L’agonia dei piccoli musei privati, come quello della medicina di Cadenazzo, analizzata dal consigliere di Stato Manuele Bertoli: «Ad alcune strutture manca dinamismo»
CADENAZZO – È un’agonia quasi commovente quella del Museo didattico della storia medica ticinese. L’ultimo, disperato, appello del responsabile Ivo Giulietti, riportato da Ticinonline, rappresenta anche uno spunto di riflessione. Perché il Ticino, con i suoi 25 musei per ogni 100.000 abitanti (quasi il doppio rispetto alle altre regioni linguistiche svizzere), è di fatto la "terra dei musei”. Ma a quanti davvero interessano queste strutture?
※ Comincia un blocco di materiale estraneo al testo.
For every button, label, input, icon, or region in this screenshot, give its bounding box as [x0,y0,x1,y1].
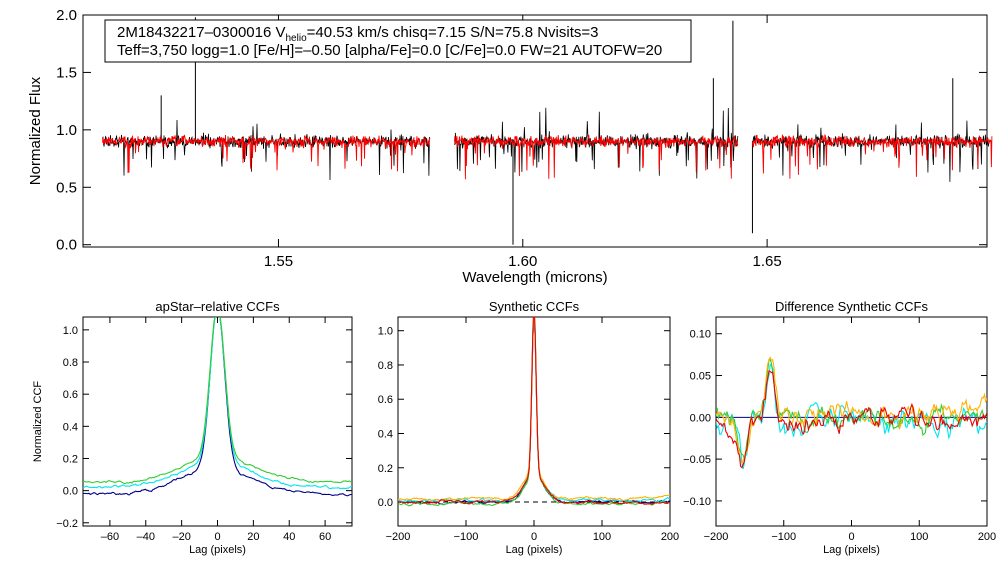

Non sono troppe? La questione non lascia indifferente Manuele Bertoli, direttore del Dipartimento dell’educazione, della cultura e dello sport.
Onorevole Bertoli, un confronto tra le città svizzere evidenzia che a Lugano si entra in un museo 1,7 volte all’anno. Mentre a Lucerna circa 10 volte in un anno. Cosa ne pensa?
Sono cifre relative. Non c’è solo Lugano e non ci sono solo i luganesi. Il Ticino conta 94, tra musei, esposizioni e centri culturali. Con complessivamente circa 600.000 visitatori all’anno. Quasi il doppio della popolazione ticinese.
Diversi piccoli musei privati, come ad esempio quello di Cadenazzo, sono in difficoltà finanziarie. È giusto lasciarli morire?
Si tratta di musei che nascono da passioni personali. Intendiamoci, qualsiasi iniziativa culturale è benvenuta. Noi, però, dobbiamo fare una selezione a livello di contributi. Non possiamo aiutare tutti.
Quanto spende ogni anno il Cantone per sostenere i musei ticinesi?
Almeno 5 milioni di franchi all’anno. Sosteniamo, con oltre 800.000 franchi, gli 11 musei etnografici sparsi nelle varie zone periferiche. C’è un sostegno per la Pinacoteca Züst di Rancate, che è cantonale. E di oltre 3 milioni per il neo costituito Museo d’Arte della Svizzera Italiana, a Lugano. Sussidiamo anche singoli eventi che si svolgono nei musei.
Le cifre indicano che metà dei musei ticinesi accoglie meno di 3.000 persone all’anno. A volte sembra che al ticinese medio importi davvero poco dei musei. Qual è la sua opinione?
Difficile stabilire il grado di interesse dei cittadini. A me sembra però che i ticinesi, quando viaggiano, si interessino anche di musei e, più in generale, di cultura. Un numero di 3.000 visitatori non è da disprezzare. La cultura non è solo una questione di numeri o di ricadute economiche. Prima di tutto è conoscenza, appagamento, curiosità, bellezza.
Forse quello che c’è all’interno di questi musei non è abbastanza interessante per attirare le masse?
Il Ticino non sarà mai Roma. Ma abbiamo comunque i nostri punti forti. Abbiamo due siti riconosciuti dall’Unesco, abbiamo eventi e strutture di livello internazionale e spesso tendiamo a dimenticarlo.
Non ritiene che alcuni musei ticinesi si presentino in maniera troppo noiosa al pubblico, e per questo vengono evitati?
Sicuramente in Ticino ci sono alcuni musei a cui manca dinamismo. Se il museo è statico, non attrae. La sfida sta nel sapersi rinnovare. Nel sapere fare “muovere” qualcosa che di base è fermo. Forse anche nel sapere comunicare verso l’esterno, attraverso le dovute sinergie e i giusti canali. Ad esempio, sfruttando le collaborazioni con gli enti turistici.